In Chapter 4, we provide a novel regression testing framework for genome assemblers.
Our framework that uses two assembly evaluation mechanisms: \emph{assembly likelihood}, calculated using our LAP framework\cite{LAP}, and \emph{read-pair coverage}, calculated using REAPR\cite{hunt2013reapr}, to determine if code modifications result in non-trivial
changes in assembly quality.
%We evaluate our framework using popular assemblers SOAPdenovo \cite{li2010novo} and Minimus \cite{sommer2007minimus}.
We study assembler evolution in two contexts. First,
we examine how assembly quality changes
throughout the version history of the popular assembler SOAPdenovo~\cite{luo2012soapdenovo2}. Second,
we show that our framework can correctly evaluate decrease in assembly quality
using fault-seeded versions of another assembler Minimus~\cite{sommer2007minimus}.

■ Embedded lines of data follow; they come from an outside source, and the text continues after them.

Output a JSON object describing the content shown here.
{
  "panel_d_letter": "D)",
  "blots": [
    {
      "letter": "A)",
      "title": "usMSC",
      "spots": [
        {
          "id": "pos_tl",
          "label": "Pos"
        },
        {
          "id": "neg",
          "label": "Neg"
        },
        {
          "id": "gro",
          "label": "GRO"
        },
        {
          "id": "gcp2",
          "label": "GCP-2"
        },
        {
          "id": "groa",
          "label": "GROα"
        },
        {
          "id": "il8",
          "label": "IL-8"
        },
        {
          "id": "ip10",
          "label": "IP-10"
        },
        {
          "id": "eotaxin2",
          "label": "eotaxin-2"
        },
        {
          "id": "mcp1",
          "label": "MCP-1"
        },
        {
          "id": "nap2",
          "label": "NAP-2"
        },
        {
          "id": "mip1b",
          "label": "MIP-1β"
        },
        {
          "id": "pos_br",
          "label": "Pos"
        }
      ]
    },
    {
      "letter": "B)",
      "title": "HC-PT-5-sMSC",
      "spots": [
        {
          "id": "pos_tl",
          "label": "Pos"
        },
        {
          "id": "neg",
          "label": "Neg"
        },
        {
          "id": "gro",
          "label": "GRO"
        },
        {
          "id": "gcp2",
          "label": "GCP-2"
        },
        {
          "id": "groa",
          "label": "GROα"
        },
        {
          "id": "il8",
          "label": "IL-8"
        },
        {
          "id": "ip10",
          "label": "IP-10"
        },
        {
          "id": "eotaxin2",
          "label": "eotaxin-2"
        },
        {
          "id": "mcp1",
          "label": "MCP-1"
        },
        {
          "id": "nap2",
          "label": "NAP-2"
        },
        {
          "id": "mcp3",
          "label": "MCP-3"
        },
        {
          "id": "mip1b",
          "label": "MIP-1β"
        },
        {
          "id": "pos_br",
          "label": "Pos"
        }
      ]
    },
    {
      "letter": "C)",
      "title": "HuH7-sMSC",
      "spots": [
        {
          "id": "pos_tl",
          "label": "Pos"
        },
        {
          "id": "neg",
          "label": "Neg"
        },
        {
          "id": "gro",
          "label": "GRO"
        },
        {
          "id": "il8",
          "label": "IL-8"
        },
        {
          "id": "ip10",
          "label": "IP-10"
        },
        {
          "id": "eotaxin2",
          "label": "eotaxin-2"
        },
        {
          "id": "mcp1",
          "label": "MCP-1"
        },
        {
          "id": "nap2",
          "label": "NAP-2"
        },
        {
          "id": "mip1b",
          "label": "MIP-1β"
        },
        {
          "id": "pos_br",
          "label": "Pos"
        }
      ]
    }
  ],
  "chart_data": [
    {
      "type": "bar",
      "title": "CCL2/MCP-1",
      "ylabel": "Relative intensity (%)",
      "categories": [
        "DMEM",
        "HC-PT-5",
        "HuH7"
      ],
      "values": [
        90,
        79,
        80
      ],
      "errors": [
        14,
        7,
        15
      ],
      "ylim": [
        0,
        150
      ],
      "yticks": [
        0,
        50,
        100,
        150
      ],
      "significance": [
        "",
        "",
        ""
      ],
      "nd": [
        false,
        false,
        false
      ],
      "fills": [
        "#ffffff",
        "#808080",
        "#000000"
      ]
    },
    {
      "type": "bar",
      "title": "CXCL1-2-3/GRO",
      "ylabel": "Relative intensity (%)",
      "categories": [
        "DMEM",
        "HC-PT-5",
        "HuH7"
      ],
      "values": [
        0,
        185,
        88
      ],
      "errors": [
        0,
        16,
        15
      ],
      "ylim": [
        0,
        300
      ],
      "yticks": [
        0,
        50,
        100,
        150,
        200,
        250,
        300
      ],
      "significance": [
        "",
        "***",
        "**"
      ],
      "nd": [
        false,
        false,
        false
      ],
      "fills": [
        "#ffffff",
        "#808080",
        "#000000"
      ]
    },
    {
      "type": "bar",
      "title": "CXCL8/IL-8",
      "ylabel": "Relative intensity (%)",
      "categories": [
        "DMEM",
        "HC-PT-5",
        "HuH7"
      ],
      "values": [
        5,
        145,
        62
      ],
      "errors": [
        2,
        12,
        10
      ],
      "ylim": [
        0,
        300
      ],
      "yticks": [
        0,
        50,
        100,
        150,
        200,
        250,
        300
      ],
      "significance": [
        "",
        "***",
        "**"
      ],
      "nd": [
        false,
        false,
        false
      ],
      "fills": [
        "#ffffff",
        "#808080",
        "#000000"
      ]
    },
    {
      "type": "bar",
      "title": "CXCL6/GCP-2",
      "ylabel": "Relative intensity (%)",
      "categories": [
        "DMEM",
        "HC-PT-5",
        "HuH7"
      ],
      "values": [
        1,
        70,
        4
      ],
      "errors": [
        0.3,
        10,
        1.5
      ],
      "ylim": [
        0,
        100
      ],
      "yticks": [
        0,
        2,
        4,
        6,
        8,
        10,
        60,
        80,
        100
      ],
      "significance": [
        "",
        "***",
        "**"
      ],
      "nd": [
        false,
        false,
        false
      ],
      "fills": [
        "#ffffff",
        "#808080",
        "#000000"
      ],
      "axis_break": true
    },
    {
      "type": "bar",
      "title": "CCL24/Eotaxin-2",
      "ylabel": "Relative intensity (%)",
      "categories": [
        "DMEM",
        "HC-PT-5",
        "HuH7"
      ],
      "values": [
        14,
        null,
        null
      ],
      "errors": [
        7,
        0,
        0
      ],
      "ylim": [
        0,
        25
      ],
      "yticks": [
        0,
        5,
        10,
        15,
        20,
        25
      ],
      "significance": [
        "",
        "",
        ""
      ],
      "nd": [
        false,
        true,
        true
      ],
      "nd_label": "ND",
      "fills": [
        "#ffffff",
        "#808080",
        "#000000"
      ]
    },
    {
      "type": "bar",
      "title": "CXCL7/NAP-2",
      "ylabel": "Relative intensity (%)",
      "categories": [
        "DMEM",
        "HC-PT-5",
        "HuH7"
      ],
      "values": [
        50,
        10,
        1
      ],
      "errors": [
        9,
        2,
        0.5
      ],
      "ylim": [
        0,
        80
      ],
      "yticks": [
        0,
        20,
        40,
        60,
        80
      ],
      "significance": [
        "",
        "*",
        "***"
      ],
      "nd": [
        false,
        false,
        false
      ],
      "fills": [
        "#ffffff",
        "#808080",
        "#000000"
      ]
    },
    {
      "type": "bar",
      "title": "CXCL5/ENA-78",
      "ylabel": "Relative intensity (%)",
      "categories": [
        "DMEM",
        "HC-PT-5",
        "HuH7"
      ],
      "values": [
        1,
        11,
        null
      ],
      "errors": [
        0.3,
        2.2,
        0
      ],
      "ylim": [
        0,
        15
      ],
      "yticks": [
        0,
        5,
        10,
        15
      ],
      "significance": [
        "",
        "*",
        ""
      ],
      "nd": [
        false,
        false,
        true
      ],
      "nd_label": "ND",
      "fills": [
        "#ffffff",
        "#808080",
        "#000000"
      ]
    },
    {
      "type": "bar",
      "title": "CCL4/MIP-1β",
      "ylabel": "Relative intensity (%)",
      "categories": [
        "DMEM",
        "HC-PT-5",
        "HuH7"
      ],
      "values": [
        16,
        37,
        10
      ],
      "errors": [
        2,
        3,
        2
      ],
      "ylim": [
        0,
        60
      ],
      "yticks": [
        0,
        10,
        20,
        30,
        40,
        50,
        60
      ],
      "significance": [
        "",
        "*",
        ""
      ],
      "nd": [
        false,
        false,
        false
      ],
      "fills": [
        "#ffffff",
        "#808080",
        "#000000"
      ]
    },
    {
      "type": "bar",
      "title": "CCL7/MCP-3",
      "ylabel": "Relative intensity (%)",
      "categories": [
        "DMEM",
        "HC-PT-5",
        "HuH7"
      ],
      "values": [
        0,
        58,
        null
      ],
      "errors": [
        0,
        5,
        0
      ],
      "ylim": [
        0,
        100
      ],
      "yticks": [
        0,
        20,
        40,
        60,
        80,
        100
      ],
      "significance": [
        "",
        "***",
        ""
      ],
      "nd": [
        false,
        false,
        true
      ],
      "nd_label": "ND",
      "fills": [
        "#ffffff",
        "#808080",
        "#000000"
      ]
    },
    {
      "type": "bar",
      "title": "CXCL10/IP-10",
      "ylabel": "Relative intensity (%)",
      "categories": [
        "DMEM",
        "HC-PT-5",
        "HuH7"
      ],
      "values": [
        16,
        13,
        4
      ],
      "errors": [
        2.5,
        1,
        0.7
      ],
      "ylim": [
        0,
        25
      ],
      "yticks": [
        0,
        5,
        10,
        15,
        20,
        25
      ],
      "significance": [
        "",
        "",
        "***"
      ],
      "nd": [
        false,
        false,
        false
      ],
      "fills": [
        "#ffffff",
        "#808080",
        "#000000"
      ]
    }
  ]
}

Our results show that our framework accurately detects trivial
changes in assembly quality produced from permuted input reads and using
multi-core systems, which fail to be detected using traditional regression
testing methods.

In Chapter 5, we build on the pipeline described in Chapter 4 and introduce VALET, a \emph{de novo} pipeline for finding mis­assemblies within metagenomic assemblies.
We flag regions of the genome that are statistically inconsistent with the data generation process and underlying species abundances.
VALET is the first tool to accurately and efficiently find mis­assemblies in metagenomic datasets.
We run VALET on publicly available datasets and use the findings to suggest improvements for future metagenomic assemblers.

In Chapter 6, we discuss our other contributions to bioinformatics relating to the domains of clustering, compression, and cloud computing.